The response I got kind of blew my mind. A ton of people liked it or otherwise “reacted” to it. People commented that they thought it was a cool concept. People approached me in the street to tell me they had loved that status.

It was just a status on Facebook, and I hadn’t posted it in hope of receiving any type of response as much as to hold myself publicly accountable for this paradigm shift I was attempting to create for myself. It is an easy way to keep a record. That being said, I’m never one to turn down validation, and the reminders every time I would receive a notification to look at that status were helpful in re-training my brain, because I kept re-reading these things that I was intentionally acknowledging as feeling good. It became a mantra, these Things That Felt Good.

I started posting them more often. As my depression lessened, the posts began to feel more celebratory and less like another thing I put myself through the motions of in hope of feeling better. People continued engaging with the concept of them both on and offline, and even began posting their own. Being mindful of things that feel good was a concept that made sense to a lot of people. And I felt as though it really was contributing to a meaningful change for me.

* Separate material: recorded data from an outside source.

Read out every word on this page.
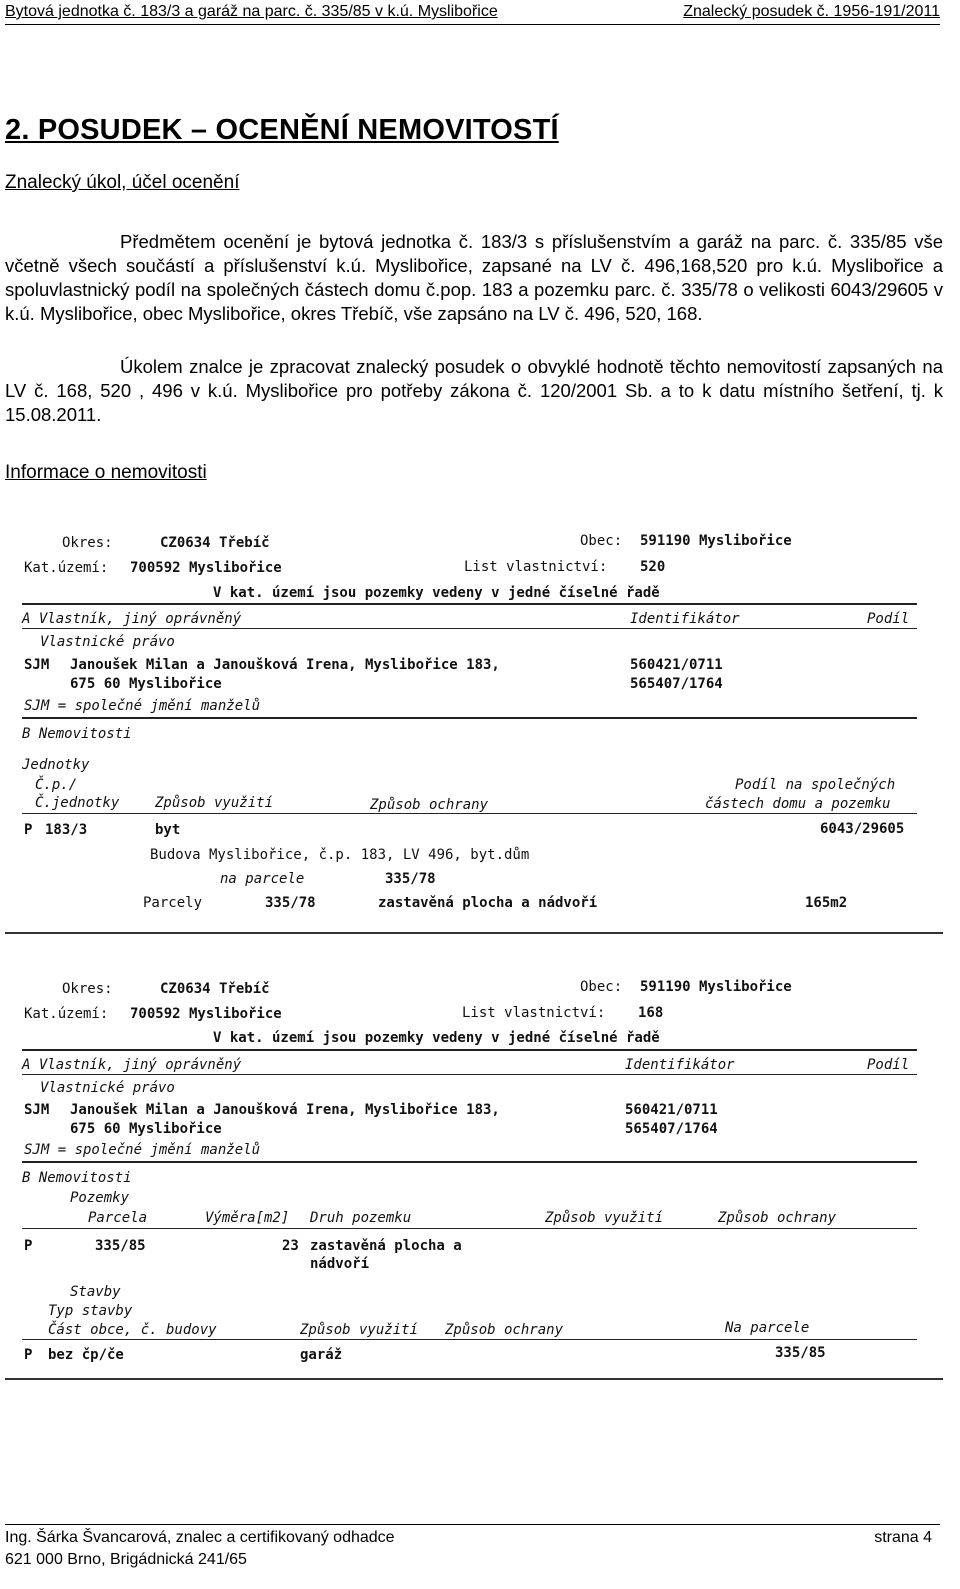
Bytová jednotka č. 183/3 a garáž na parc. č. 335/85 v k.ú. Myslibořice	Znalecký posudek č. 1956-191/2011
2. POSUDEK – OCENĚNÍ NEMOVITOSTÍ
Znalecký úkol, účel ocenění
Předmětem ocenění je bytová jednotka č. 183/3 s příslušenstvím a garáž na parc. č. 335/85 vše včetně všech součástí a příslušenství k.ú. Myslibořice, zapsané na LV č. 496,168,520 pro k.ú. Myslibořice a spoluvlastnický podíl na společných částech domu č.pop. 183 a pozemku parc. č. 335/78 o velikosti 6043/29605 v k.ú. Myslibořice, obec Myslibořice, okres Třebíč, vše zapsáno na LV č. 496, 520, 168.
Úkolem znalce je zpracovat znalecký posudek o obvyklé hodnotě těchto nemovitostí zapsaných na LV č. 168, 520 , 496 v k.ú. Myslibořice pro potřeby zákona č. 120/2001 Sb. a to k datu místního šetření, tj. k 15.08.2011.
Informace o nemovitosti
Okres:	CZ0634 Třebíč	Obec: 591190 Myslibořice
Kat.území: 700592 Myslibořice	List vlastnictví: 520
V kat. území jsou pozemky vedeny v jedné číselné řadě
A Vlastník, jiný oprávněný	Identifikátor	Podíl
Vlastnické právo
SJM Janoušek Milan a Janoušková Irena, Myslibořice 183,
675 60 Myslibořice
560421/0711
565407/1764
SJM = společné jmění manželů
B Nemovitosti
Jednotky
Č.p./
Č.jednotky	Způsob využití	Způsob ochrany
Podíl na společných
částech domu a pozemku
P 183/3	byt	6043/29605
Budova Myslibořice, č.p. 183, LV 496, byt.dům
na parcele	335/78
Parcely	335/78	zastavěná plocha a nádvoří	165m2
Okres:	CZ0634 Třebíč	Obec: 591190 Myslibořice
Kat.území: 700592 Myslibořice	List vlastnictví: 168
V kat. území jsou pozemky vedeny v jedné číselné řadě
A Vlastník, jiný oprávněný	Identifikátor	Podíl
Vlastnické právo
SJM Janoušek Milan a Janoušková Irena, Myslibořice 183,
675 60 Myslibořice
560421/0711
565407/1764
SJM = společné jmění manželů
B Nemovitosti
Pozemky
Parcela	Výměra[m2] Druh pozemku	Způsob využití	Způsob ochrany
P	335/85	23 zastavěná plocha a
nádvoří
Stavby
Typ stavby
Část obce, č. budovy	Způsob využití Způsob ochrany	Na parcele
P bez čp/če	garáž	335/85
Ing. Šárka Švancarová, znalec a certifikovaný odhadce
621 000 Brno, Brigádnická 241/65
strana 4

As a person who is fascinated by performance, I have always felt drawn to public displays of self-discovery and change. I think that expressions of authentic processes of self-discovery are the highest form of art, and that it follows naturally for that art form to bleed into the public sphere. With presentation of this wild display of vulnerability comes the opportunity for those witnessing it to reflect, relate, connect with the artist, and with one another. It creates space for discussion. It also creates space for accountability and the continuation of the process of reflection for the artist.

There’s also something to be said for the intentional self-objectification that comes with using the self as a medium for artistic expression. The process of exposing ones self has been, for me, a way of looking at myself from outside of myself. A way of taking space from my body, and then being very much in my body. Objectifying my Self, and my experiences on my terms. Making my Self a display in a way that I consent to, intentionally.

I didn’t intend for Things That Felt Good Today posts to be an art project when I started to do it, but upon reflection, that is a large component of what it is and what has been healing about it. 

Things That Felt Good Today posts are an art form because they are vulnerable displays of mindfulness that is related to the authentic self and are performed publicly. They are full of transformative potential for the artist, and for those who witness them. For those who choose to engage with them, those who create their own, those who think about them.

They are a performance piece that feels good.